There’s some classic old picture of some of the Lee Parry studio days where everybody was just sitting around, but when something starts, someone just gets up and starts dancing, nothing sterile about it at all. It’s cool. A bit like a traveling circus, if only there were more dwarves around these days..
What do you love about performing live?
It’s going to sound really weird, completely disconnected. It’s very ritualistic. It isn’t meant to be like we’re into black magic like some weird metal band. But we were doing this big festival in Japan and they were filming – but I’d never watched any live footage or anything – and we didn’t do it deliberately, and something suddenly was kind of conjured up, and you just feel the energy. There’s this kind of monkey-chanting, like a trance. Something happens, the band, it’s just the energy off the audience, like a gathering or something where everyone gets ecstatic and goes somewhere else. I kind of live in what I call ‘the other’, I’m not really here all the time. Kind of weird, but it’s what kind of happens to me.
What is the biggest message you want people to take away with this new release? Or is there one?

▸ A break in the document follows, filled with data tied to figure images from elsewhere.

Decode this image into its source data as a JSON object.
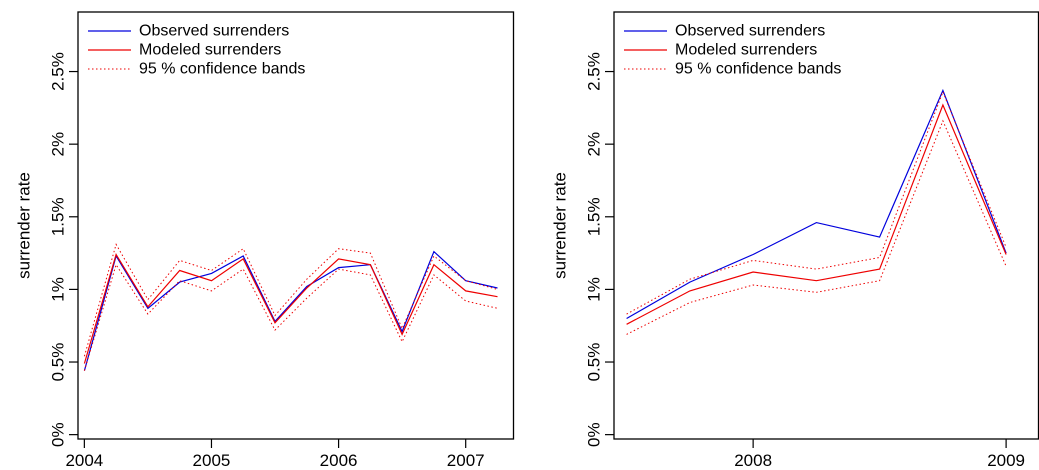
{
  "chart_data": [
    {
      "type": "line",
      "title": "",
      "xlabel": "",
      "ylabel": "surrender rate",
      "ylim": [
        -0.0003,
        0.0291
      ],
      "yticks": [
        0,
        0.005,
        0.01,
        0.015,
        0.02,
        0.025
      ],
      "ytick_labels": [
        "0%",
        "0.5%",
        "1%",
        "1.5%",
        "2%",
        "2.5%"
      ],
      "xlim": [
        2003.95,
        2007.38
      ],
      "xticks": [
        2004,
        2005,
        2006,
        2007
      ],
      "xtick_labels": [
        "2004",
        "2005",
        "2006",
        "2007"
      ],
      "grid": false,
      "legend_position": "top-left",
      "x": [
        2004.0,
        2004.25,
        2004.5,
        2004.75,
        2005.0,
        2005.25,
        2005.5,
        2005.75,
        2006.0,
        2006.25,
        2006.5,
        2006.75,
        2007.0,
        2007.25
      ],
      "series": [
        {
          "name": "Observed surrenders",
          "color": "#0000dd",
          "style": "solid",
          "values": [
            0.0044,
            0.0123,
            0.0087,
            0.0105,
            0.0111,
            0.0123,
            0.0078,
            0.0102,
            0.0115,
            0.0117,
            0.0071,
            0.0126,
            0.0106,
            0.0101
          ]
        },
        {
          "name": "Modeled surrenders",
          "color": "#ee0000",
          "style": "solid",
          "values": [
            0.0049,
            0.0124,
            0.0088,
            0.0113,
            0.0106,
            0.0121,
            0.0077,
            0.0101,
            0.0121,
            0.0117,
            0.0069,
            0.0117,
            0.0099,
            0.0095
          ]
        },
        {
          "name": "95 % confidence bands",
          "color": "#ee0000",
          "style": "dotted",
          "values": [
            0.0054,
            0.0131,
            0.0093,
            0.012,
            0.0113,
            0.0128,
            0.0082,
            0.0107,
            0.0128,
            0.0125,
            0.0073,
            0.0123,
            0.0106,
            0.01
          ]
        },
        {
          "name": "",
          "color": "#ee0000",
          "style": "dotted",
          "values": [
            0.0044,
            0.0117,
            0.0083,
            0.0106,
            0.0099,
            0.0114,
            0.0072,
            0.0094,
            0.0114,
            0.011,
            0.0064,
            0.011,
            0.0092,
            0.0087
          ]
        }
      ]
    },
    {
      "type": "line",
      "title": "",
      "xlabel": "",
      "ylabel": "surrender rate",
      "ylim": [
        -0.0003,
        0.0291
      ],
      "yticks": [
        0,
        0.005,
        0.01,
        0.015,
        0.02,
        0.025
      ],
      "ytick_labels": [
        "0%",
        "0.5%",
        "1%",
        "1.5%",
        "2%",
        "2.5%"
      ],
      "xlim": [
        2007.45,
        2009.13
      ],
      "xticks": [
        2008,
        2009
      ],
      "xtick_labels": [
        "2008",
        "2009"
      ],
      "grid": false,
      "legend_position": "top-left",
      "x": [
        2007.5,
        2007.75,
        2008.0,
        2008.25,
        2008.5,
        2008.75,
        2009.0
      ],
      "series": [
        {
          "name": "Observed surrenders",
          "color": "#0000dd",
          "style": "solid",
          "values": [
            0.008,
            0.0105,
            0.0124,
            0.0146,
            0.0136,
            0.0237,
            0.0125
          ]
        },
        {
          "name": "Modeled surrenders",
          "color": "#ee0000",
          "style": "solid",
          "values": [
            0.0076,
            0.0099,
            0.0112,
            0.0106,
            0.0114,
            0.0227,
            0.0124
          ]
        },
        {
          "name": "95 % confidence bands",
          "color": "#ee0000",
          "style": "dotted",
          "values": [
            0.0083,
            0.0107,
            0.012,
            0.0114,
            0.0122,
            0.0236,
            0.0129
          ]
        },
        {
          "name": "",
          "color": "#ee0000",
          "style": "dotted",
          "values": [
            0.0069,
            0.0091,
            0.0103,
            0.0098,
            0.0106,
            0.0216,
            0.0116
          ]
        }
      ]
    }
  ]
}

Well, there’s a lyric on one of the tracks, “somebody once told me that hope was a power”. It’s really funny because people think the whole post-punk thing was a really sort of negative, hopeless, blank generation- basically all the photos were always in black and white on media magazines, and we were and still are very hopeful people. If you can show that if you can think about big subjects like politics and try to work out your place in the world, for me, it’s kind of anthems for the optimistic. Although you have to take a negative stance to certain kinds of things, but we’re like the alternative.
A lot of punk people are in science, inside all the computers and fiber optic cables, a whole new world is being created. New networking, emerging, just like punk and independence, and the old guard, the medieval, they had no idea of what’s going on, so there’s hope.

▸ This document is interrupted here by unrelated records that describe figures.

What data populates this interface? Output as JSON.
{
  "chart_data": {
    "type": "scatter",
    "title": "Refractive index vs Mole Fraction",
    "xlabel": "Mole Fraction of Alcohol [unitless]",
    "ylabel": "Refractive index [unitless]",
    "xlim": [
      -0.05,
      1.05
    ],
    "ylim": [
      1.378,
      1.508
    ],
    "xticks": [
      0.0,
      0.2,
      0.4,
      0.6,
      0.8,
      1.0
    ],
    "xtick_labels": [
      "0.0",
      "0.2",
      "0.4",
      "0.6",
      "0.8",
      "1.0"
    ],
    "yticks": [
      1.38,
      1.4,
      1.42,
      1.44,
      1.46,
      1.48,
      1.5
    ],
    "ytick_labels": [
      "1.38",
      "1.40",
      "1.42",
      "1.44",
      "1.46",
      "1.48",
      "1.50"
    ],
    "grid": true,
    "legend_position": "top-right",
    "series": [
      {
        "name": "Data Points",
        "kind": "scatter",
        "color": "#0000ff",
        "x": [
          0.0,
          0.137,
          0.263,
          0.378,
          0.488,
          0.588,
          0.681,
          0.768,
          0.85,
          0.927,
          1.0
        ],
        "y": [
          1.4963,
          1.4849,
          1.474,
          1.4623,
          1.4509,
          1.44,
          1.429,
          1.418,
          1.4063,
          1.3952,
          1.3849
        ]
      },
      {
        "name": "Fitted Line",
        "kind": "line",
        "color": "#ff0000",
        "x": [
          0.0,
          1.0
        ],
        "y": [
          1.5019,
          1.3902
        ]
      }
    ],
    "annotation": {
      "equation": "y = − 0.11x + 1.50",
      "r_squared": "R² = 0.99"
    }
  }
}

How does it feel, knowing you’ve inspired so many people in music and life over the years?
I’ve been inspired myself, so I don’t think about it. We don’t do it deliberately. What you reap you sow, what you sow you reap. It’s a complete and utter other-universe. This is life.
If you go to where there are supposed to be edges, that is where the sparks are. Human beings are telling us to use like 1% of our potential, because they want to like enslave us into their zombie drone armies.
Anything else you’d like to add, for our readers to know?
Don’t listen to The Pop Group. Start your own band.